Commonwealth of Kentucky Court of Appeals
Mar 11, 2016
NO. 2014-CA-001946-MR (Ky. Ct. App. Mar. 11, 2016)

Opinion

NO. 2014-CA-001946-MR NO. 2014-CA-002005-MR

03-11-2016

JACK HOWELL APPELLANT/CROSS-APPELLEE v. DF REALTY GROUP, LLC; DF INVESTMENT GROUP, INC.; DF OPERATIONS, INC.; DF PROPERTY HOLDINGS, LLC; DENTON FLOYD REAL ESTATE GROUP; CHRISTOPHER THOMPSON; THOMAS FLOYD; AND BRANDON DENTON APPELLEES/CROSS-APPELLANTS

BRIEF FOR APPELLANT/CROSS- APPELLEE: F. Larkin Fore Sarah M. Fore Louisville, Kentucky BRIEF FOR APPELLEES/CROSS- APPELLANTS: Paul R. Schurman. Jr. Louisville, Kentucky


NOT TO BE PUBLISHED APPEAL AND CROSS-APPEAL FROM JEFFERSON CIRCUIT COURT
HONORABLE MARY M. SHAW, JUDGE
ACTION NO. 13-CI-006229 OPINION AND ORDER
DISMISSING BEFORE: KRAMER, D. LAMBERT, AND STUMBO, JUDGES. KRAMER, JUDGE: By Show Cause Order entered December 2, 2015, this Court ordered the parties to show good cause why the above-styled appeal and cross-appeal should not be dismissed as being untimely under Kentucky Rules of Civil Procedure (CR) 73.02. Appellant Jack Howell was the only party who filed a response. Having considered his response and being sufficiently advised, we dismiss.

By way of background, on July 18, 2014, the Jefferson Circuit Court entered findings of fact, conclusions of law, and an order of judgment that resolved civil claims (arising from a contract dispute) between Jack Howell and the remaining parties captioned above. In pertinent part, the circuit court determined Jack Howell was entitled to judgment against the remaining parties and, to that effect, awarded him an "amount of $129,337.50, plus pre-judgment interest in the sum of 8% per annum, from the date of November 21, 2013, until the entry of judgment [e.g., July 18, 2014], and 12% thereafter until paid." The circuit court reserved, however, the issue of whether Howell was entitled to "judgment on the issue of attorney's fees and costs."

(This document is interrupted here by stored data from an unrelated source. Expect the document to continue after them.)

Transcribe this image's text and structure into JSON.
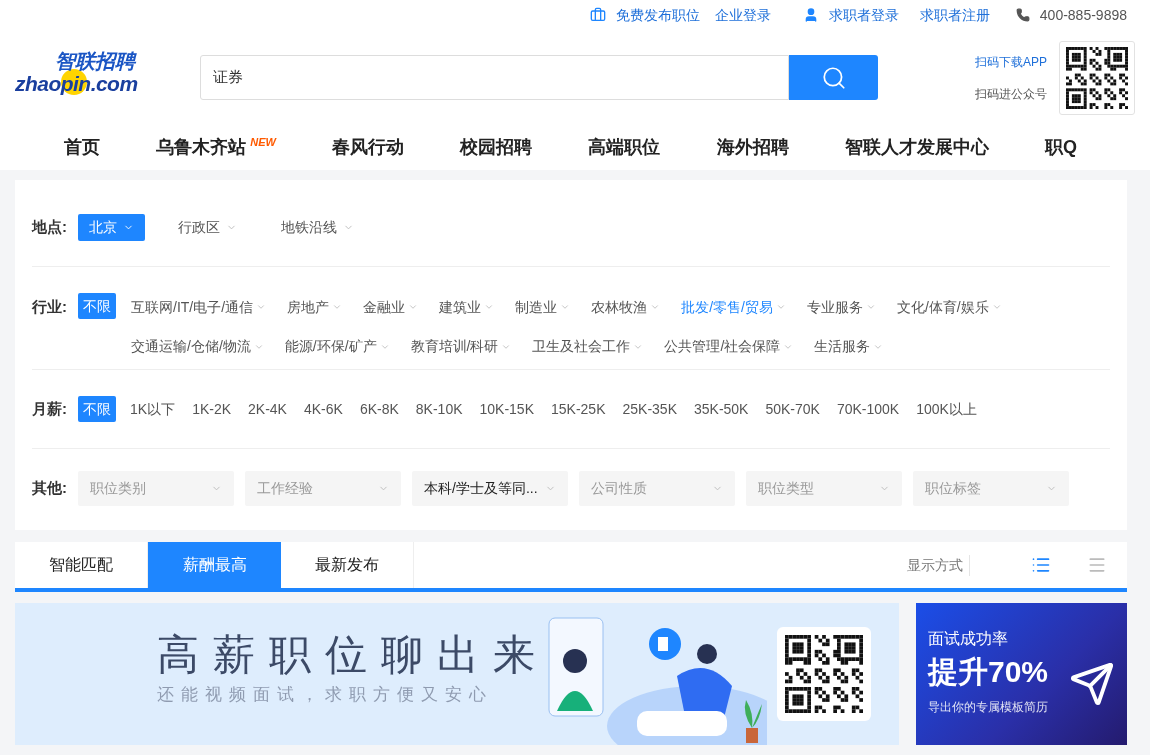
{
  "top_bar": {
    "post_job": "免费发布职位",
    "company_login": "企业登录",
    "seeker_login": "求职者登录",
    "seeker_register": "求职者注册",
    "phone": "400-885-9898"
  },
  "logo": {
    "cn": "智联招聘",
    "en": "zhaopin.com"
  },
  "search": {
    "value": "证券"
  },
  "qr": {
    "download_app": "扫码下载APP",
    "follow": "扫码进公众号"
  },
  "nav": [
    {
      "label": "首页"
    },
    {
      "label": "乌鲁木齐站",
      "badge": "NEW"
    },
    {
      "label": "春风行动"
    },
    {
      "label": "校园招聘"
    },
    {
      "label": "高端职位"
    },
    {
      "label": "海外招聘"
    },
    {
      "label": "智联人才发展中心"
    },
    {
      "label": "职Q"
    }
  ],
  "filters": {
    "location": {
      "label": "地点:",
      "options": [
        {
          "text": "北京",
          "selected": true
        },
        {
          "text": "行政区",
          "selected": false
        },
        {
          "text": "地铁沿线",
          "selected": false
        }
      ]
    },
    "industry": {
      "label": "行业:",
      "all": {
        "text": "不限",
        "selected": true
      },
      "options": [
        {
          "text": "互联网/IT/电子/通信",
          "highlighted": false
        },
        {
          "text": "房地产",
          "highlighted": false
        },
        {
          "text": "金融业",
          "highlighted": false
        },
        {
          "text": "建筑业",
          "highlighted": false
        },
        {
          "text": "制造业",
          "highlighted": false
        },
        {
          "text": "农林牧渔",
          "highlighted": false
        },
        {
          "text": "批发/零售/贸易",
          "highlighted": true
        },
        {
          "text": "专业服务",
          "highlighted": false
        },
        {
          "text": "文化/体育/娱乐",
          "highlighted": false
        },
        {
          "text": "交通运输/仓储/物流",
          "highlighted": false
        },
        {
          "text": "能源/环保/矿产",
          "highlighted": false
        },
        {
          "text": "教育培训/科研",
          "highlighted": false
        },
        {
          "text": "卫生及社会工作",
          "highlighted": false
        },
        {
          "text": "公共管理/社会保障",
          "highlighted": false
        },
        {
          "text": "生活服务",
          "highlighted": false
        }
      ]
    },
    "salary": {
      "label": "月薪:",
      "options": [
        {
          "text": "不限",
          "selected": true
        },
        {
          "text": "1K以下",
          "selected": false
        },
        {
          "text": "1K-2K",
          "selected": false
        },
        {
          "text": "2K-4K",
          "selected": false
        },
        {
          "text": "4K-6K",
          "selected": false
        },
        {
          "text": "6K-8K",
          "selected": false
        },
        {
          "text": "8K-10K",
          "selected": false
        },
        {
          "text": "10K-15K",
          "selected": false
        },
        {
          "text": "15K-25K",
          "selected": false
        },
        {
          "text": "25K-35K",
          "selected": false
        },
        {
          "text": "35K-50K",
          "selected": false
        },
        {
          "text": "50K-70K",
          "selected": false
        },
        {
          "text": "70K-100K",
          "selected": false
        },
        {
          "text": "100K以上",
          "selected": false
        }
      ]
    },
    "other": {
      "label": "其他:",
      "dropdowns": [
        {
          "placeholder": "职位类别"
        },
        {
          "placeholder": "工作经验"
        },
        {
          "value": "本科/学士及等同..."
        },
        {
          "placeholder": "公司性质"
        },
        {
          "placeholder": "职位类型"
        },
        {
          "placeholder": "职位标签"
        }
      ]
    }
  },
  "tabs": [
    {
      "label": "智能匹配",
      "selected": false
    },
    {
      "label": "薪酬最高",
      "selected": true
    },
    {
      "label": "最新发布",
      "selected": false
    }
  ],
  "view": {
    "label": "显示方式",
    "modes": [
      {
        "kind": "grid",
        "selected": true
      },
      {
        "kind": "list",
        "selected": false
      }
    ]
  },
  "banner": {
    "title": "高薪职位聊出来",
    "subtitle": "还能视频面试，求职方便又安心"
  },
  "ad": {
    "line1": "面试成功率",
    "line2": "提升70%",
    "line3": "导出你的专属模板简历"
  }
}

Howell subsequently made a motion for attorney's fees and costs. The other parties opposed his motion, arguing that Howell had no contractual right to attorney's fees and costs under the circumstances in which this case was brought. Thereafter, by order entered September 29, 2014, the circuit court agreed with the parties opposing Howell and denied his motion for attorney's fees and costs.

On October 9, 2014, Howell timely moved the circuit court (per Kentucky Civil Rule (CR) 59.05) to reconsider its decision to deny him an award of attorney's fees. He also requested reconsideration regarding his court costs, arguing he was entitled to an award of court costs as the prevailing party. The circuit court entered an order overruling his motion on October 23, 2014.

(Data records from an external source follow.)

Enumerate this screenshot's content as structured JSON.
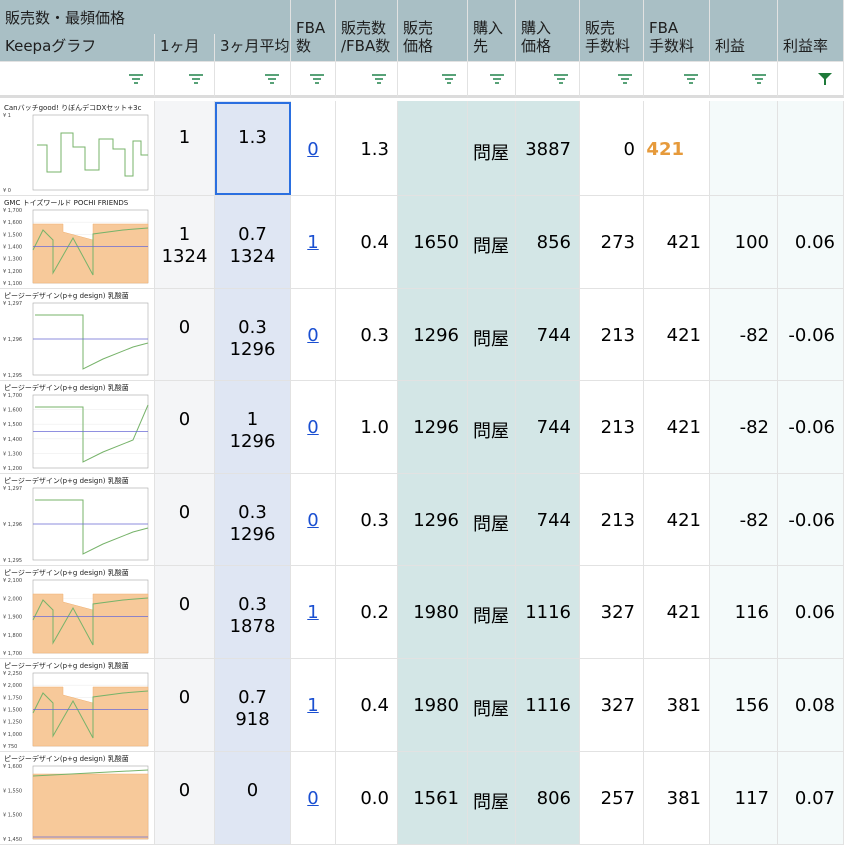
{
  "header": {
    "group1": "販売数・最頻価格",
    "keepa": "Keepaグラフ",
    "m1": "1ヶ月",
    "m3": "3ヶ月平均",
    "fba_count": "FBA\n数",
    "sales_fba": "販売数\n/FBA数",
    "price": "販売\n価格",
    "supplier": "購入\n先",
    "buy_price": "購入\n価格",
    "fee": "販売\n手数料",
    "fba_fee": "FBA\n手数料",
    "profit": "利益",
    "profit_rate": "利益率"
  },
  "colors": {
    "header": "#a9bfc5",
    "teal": "#d3e6e6",
    "blue": "#dfe6f3",
    "orange": "#e69a3b",
    "link": "#1a4fd1",
    "green_filter": "#1f7a3a"
  },
  "rows": [
    {
      "graph_title": "Canバッチgood! りぼんデコDXセット+3c",
      "m1": "1",
      "m3a": "1.3",
      "m3b": "",
      "fba": "0",
      "ratio": "1.3",
      "price": "",
      "supplier": "問屋",
      "buy": "3887",
      "fee": "0",
      "fbafee": "421",
      "profit": "",
      "rate": ""
    },
    {
      "graph_title": "GMC トイズワールド POCHI FRIENDS",
      "m1": "1",
      "m1b": "1324",
      "m3a": "0.7",
      "m3b": "1324",
      "fba": "1",
      "ratio": "0.4",
      "price": "1650",
      "supplier": "問屋",
      "buy": "856",
      "fee": "273",
      "fbafee": "421",
      "profit": "100",
      "rate": "0.06"
    },
    {
      "graph_title": "ピージーデザイン(p+g design) 乳酸菌",
      "m1": "0",
      "m1b": "",
      "m3a": "0.3",
      "m3b": "1296",
      "fba": "0",
      "ratio": "0.3",
      "price": "1296",
      "supplier": "問屋",
      "buy": "744",
      "fee": "213",
      "fbafee": "421",
      "profit": "-82",
      "rate": "-0.06"
    },
    {
      "graph_title": "ピージーデザイン(p+g design) 乳酸菌",
      "m1": "0",
      "m1b": "",
      "m3a": "1",
      "m3b": "1296",
      "fba": "0",
      "ratio": "1.0",
      "price": "1296",
      "supplier": "問屋",
      "buy": "744",
      "fee": "213",
      "fbafee": "421",
      "profit": "-82",
      "rate": "-0.06"
    },
    {
      "graph_title": "ピージーデザイン(p+g design) 乳酸菌",
      "m1": "0",
      "m1b": "",
      "m3a": "0.3",
      "m3b": "1296",
      "fba": "0",
      "ratio": "0.3",
      "price": "1296",
      "supplier": "問屋",
      "buy": "744",
      "fee": "213",
      "fbafee": "421",
      "profit": "-82",
      "rate": "-0.06"
    },
    {
      "graph_title": "ピージーデザイン(p+g design) 乳酸菌",
      "m1": "0",
      "m1b": "",
      "m3a": "0.3",
      "m3b": "1878",
      "fba": "1",
      "ratio": "0.2",
      "price": "1980",
      "supplier": "問屋",
      "buy": "1116",
      "fee": "327",
      "fbafee": "421",
      "profit": "116",
      "rate": "0.06"
    },
    {
      "graph_title": "ピージーデザイン(p+g design) 乳酸菌",
      "m1": "0",
      "m1b": "",
      "m3a": "0.7",
      "m3b": "918",
      "fba": "1",
      "ratio": "0.4",
      "price": "1980",
      "supplier": "問屋",
      "buy": "1116",
      "fee": "327",
      "fbafee": "381",
      "profit": "156",
      "rate": "0.08"
    },
    {
      "graph_title": "ピージーデザイン(p+g design) 乳酸菌",
      "m1": "0",
      "m1b": "",
      "m3a": "0",
      "m3b": "",
      "fba": "0",
      "ratio": "0.0",
      "price": "1561",
      "supplier": "問屋",
      "buy": "806",
      "fee": "257",
      "fbafee": "381",
      "profit": "117",
      "rate": "0.07"
    }
  ],
  "graph_labels": [
    [
      "¥ 1",
      "¥ 0"
    ],
    [
      "¥ 1,700",
      "¥ 1,600",
      "¥ 1,500",
      "¥ 1,400",
      "¥ 1,300",
      "¥ 1,200",
      "¥ 1,100"
    ],
    [
      "¥ 1,297",
      "¥ 1,296",
      "¥ 1,295"
    ],
    [
      "¥ 1,700",
      "¥ 1,600",
      "¥ 1,500",
      "¥ 1,400",
      "¥ 1,300",
      "¥ 1,200"
    ],
    [
      "¥ 1,297",
      "¥ 1,296",
      "¥ 1,295"
    ],
    [
      "¥ 2,100",
      "¥ 2,000",
      "¥ 1,900",
      "¥ 1,800",
      "¥ 1,700"
    ],
    [
      "¥ 2,250",
      "¥ 2,000",
      "¥ 1,750",
      "¥ 1,500",
      "¥ 1,250",
      "¥ 1,000",
      "¥ 750"
    ],
    [
      "¥ 1,600",
      "¥ 1,550",
      "¥ 1,500",
      "¥ 1,450"
    ]
  ]
}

On October 29, 2014, Howell then filed a motion asking the circuit court "to enter a final judgment in this matter in accordance with its prior rulings. The Judgment is attached." The "Judgment" Howell drafted and attached to his motion, and which the circuit court ultimately signed and entered on November 5, 2014, merely incorporated by reference each of the circuit court's previously discussed orders and concluded by stating "this is a final and appealable Order, there being no just cause for the delay of its entry and there being no other issues before the Court." Howell then filed his notice of appeal on December 1, 2014, and the above-captioned cross-appellants filed their notice on December 12, 2014.

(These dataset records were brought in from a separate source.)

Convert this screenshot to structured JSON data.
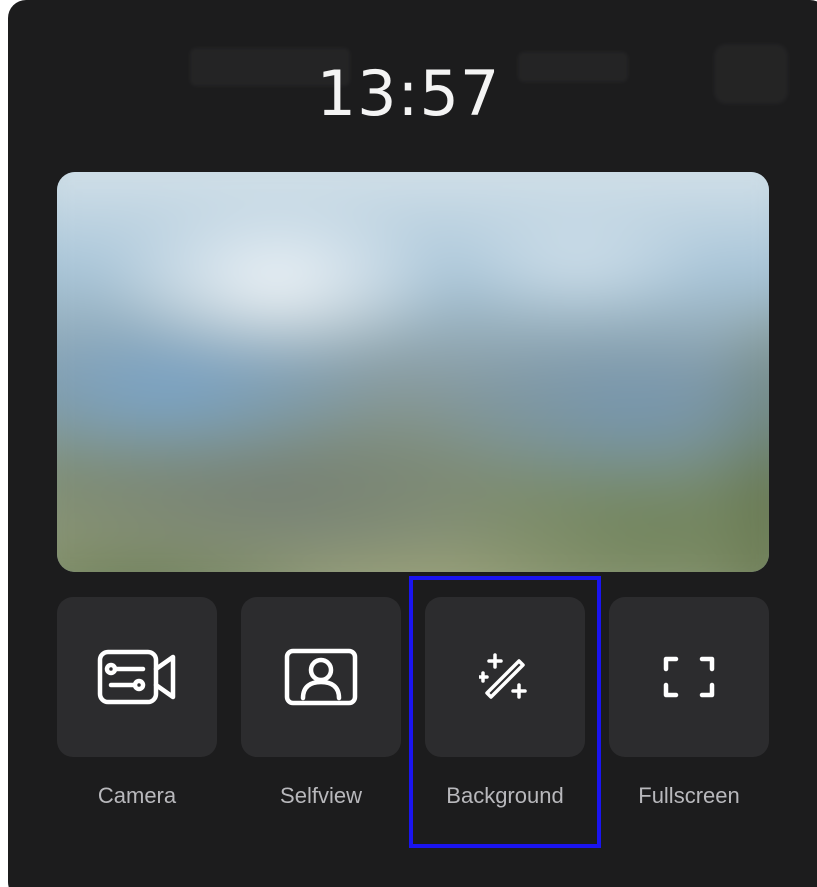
{
  "header": {
    "time": "13:57"
  },
  "preview": {
    "description_colors": {
      "sky": "#a7c4d8",
      "clouds": "#f4f7f9",
      "foliage": "#7f8e72"
    }
  },
  "controls": [
    {
      "label": "Camera",
      "icon": "camera-settings-icon"
    },
    {
      "label": "Selfview",
      "icon": "selfview-icon"
    },
    {
      "label": "Background",
      "icon": "magic-wand-icon"
    },
    {
      "label": "Fullscreen",
      "icon": "fullscreen-icon"
    }
  ],
  "highlight": {
    "target": "Background",
    "color": "#1a14f0"
  },
  "colors": {
    "panel": "#1c1c1d",
    "tile": "#2c2c2e",
    "label": "#b8b8bc",
    "clock": "#f4f4f4"
  }
}
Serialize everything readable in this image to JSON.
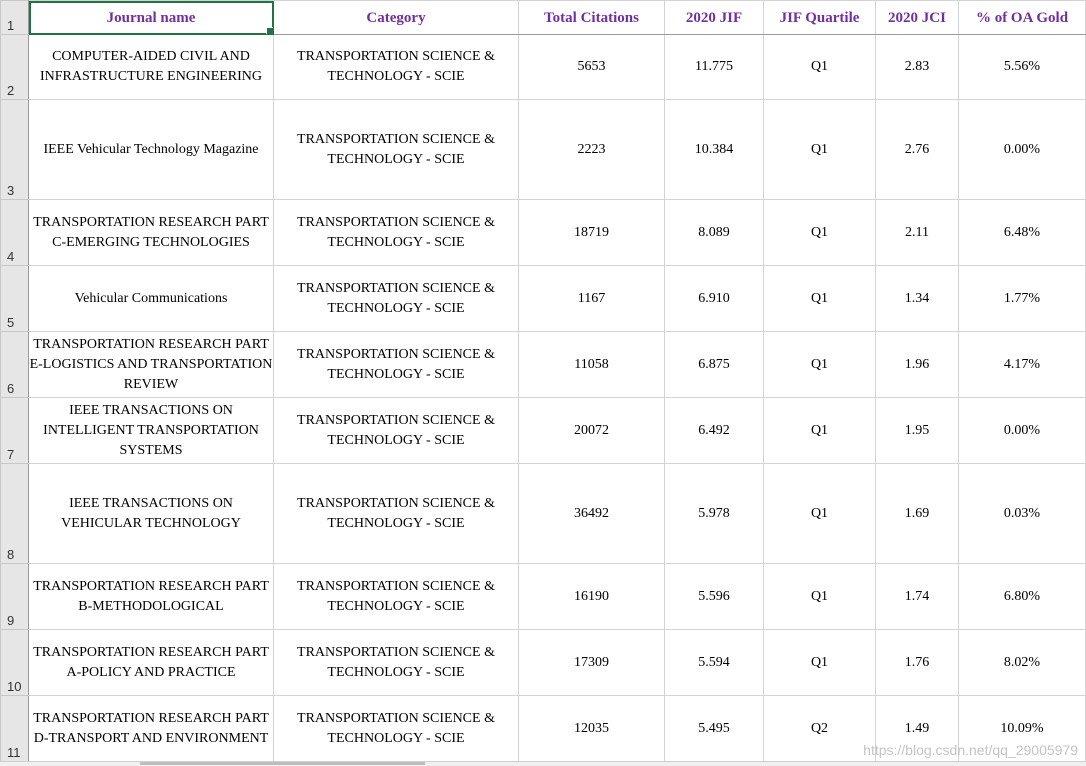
{
  "sheet": {
    "headers": [
      "Journal name",
      "Category",
      "Total Citations",
      "2020 JIF",
      "JIF Quartile",
      "2020 JCI",
      "% of OA Gold"
    ],
    "header_row_number": "1",
    "rows": [
      {
        "num": "2",
        "name": "COMPUTER-AIDED CIVIL AND INFRASTRUCTURE ENGINEERING",
        "category": "TRANSPORTATION SCIENCE & TECHNOLOGY - SCIE",
        "citations": "5653",
        "jif": "11.775",
        "quartile": "Q1",
        "jci": "2.83",
        "oa": "5.56%"
      },
      {
        "num": "3",
        "name": "IEEE Vehicular Technology Magazine",
        "category": "TRANSPORTATION SCIENCE & TECHNOLOGY - SCIE",
        "citations": "2223",
        "jif": "10.384",
        "quartile": "Q1",
        "jci": "2.76",
        "oa": "0.00%"
      },
      {
        "num": "4",
        "name": "TRANSPORTATION RESEARCH PART C-EMERGING TECHNOLOGIES",
        "category": "TRANSPORTATION SCIENCE & TECHNOLOGY - SCIE",
        "citations": "18719",
        "jif": "8.089",
        "quartile": "Q1",
        "jci": "2.11",
        "oa": "6.48%"
      },
      {
        "num": "5",
        "name": "Vehicular Communications",
        "category": "TRANSPORTATION SCIENCE & TECHNOLOGY - SCIE",
        "citations": "1167",
        "jif": "6.910",
        "quartile": "Q1",
        "jci": "1.34",
        "oa": "1.77%"
      },
      {
        "num": "6",
        "name": "TRANSPORTATION RESEARCH PART E-LOGISTICS AND TRANSPORTATION REVIEW",
        "category": "TRANSPORTATION SCIENCE & TECHNOLOGY - SCIE",
        "citations": "11058",
        "jif": "6.875",
        "quartile": "Q1",
        "jci": "1.96",
        "oa": "4.17%"
      },
      {
        "num": "7",
        "name": "IEEE TRANSACTIONS ON INTELLIGENT TRANSPORTATION SYSTEMS",
        "category": "TRANSPORTATION SCIENCE & TECHNOLOGY - SCIE",
        "citations": "20072",
        "jif": "6.492",
        "quartile": "Q1",
        "jci": "1.95",
        "oa": "0.00%"
      },
      {
        "num": "8",
        "name": "IEEE TRANSACTIONS ON VEHICULAR TECHNOLOGY",
        "category": "TRANSPORTATION SCIENCE & TECHNOLOGY - SCIE",
        "citations": "36492",
        "jif": "5.978",
        "quartile": "Q1",
        "jci": "1.69",
        "oa": "0.03%"
      },
      {
        "num": "9",
        "name": "TRANSPORTATION RESEARCH PART B-METHODOLOGICAL",
        "category": "TRANSPORTATION SCIENCE & TECHNOLOGY - SCIE",
        "citations": "16190",
        "jif": "5.596",
        "quartile": "Q1",
        "jci": "1.74",
        "oa": "6.80%"
      },
      {
        "num": "10",
        "name": "TRANSPORTATION RESEARCH PART A-POLICY AND PRACTICE",
        "category": "TRANSPORTATION SCIENCE & TECHNOLOGY - SCIE",
        "citations": "17309",
        "jif": "5.594",
        "quartile": "Q1",
        "jci": "1.76",
        "oa": "8.02%"
      },
      {
        "num": "11",
        "name": "TRANSPORTATION RESEARCH PART D-TRANSPORT AND ENVIRONMENT",
        "category": "TRANSPORTATION SCIENCE & TECHNOLOGY - SCIE",
        "citations": "12035",
        "jif": "5.495",
        "quartile": "Q2",
        "jci": "1.49",
        "oa": "10.09%"
      }
    ]
  },
  "watermark": "https://blog.csdn.net/qq_29005979",
  "colors": {
    "header_text": "#7030a0",
    "grid_line": "#d4d4d4",
    "row_header_bg": "#e6e6e6",
    "selection": "#217346"
  }
}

As indicated below, it is unnecessary for an order that resolves every issue before the court to include the finality language of CR 54.02(1). Thus, if the circuit court's November 5, 2014 order was valid, and if it did effectively resolve all of the claims between the parties in this matter, its closing statement that "this is a final and appealable Order, there being no just cause for delay in its entry," while thorough, would have ultimately been meaningless.

With the above in mind, we now turn to the issue of our jurisdiction to review this matter.

The time for filing an appeal begins to run on the date of the clerk's notation of service of a final judgment on the parties. CR 73.02(1)(a). A final judgment, in turn, is defined in CR 54.01 as "a final order adjudicating all the rights of all the parties in an action or proceeding." Here, although it did not contain language of finality, the circuit court's September 29, 2014 order, by operation and definition, was a final judgment. This is because it resolved the only issue that remained before the circuit court (i.e., whether Howell was entitled to attorney's fees and costs). See CR 54.02(2). Indeed, the proposition that the circuit court's September 29, 2014 order resolved the last remaining issue in this matter is patently conceded in the circuit court's November 5, 2014 order. There, the circuit court merely incorporated all of its prior rulings by reference and further represented that no other issues remained.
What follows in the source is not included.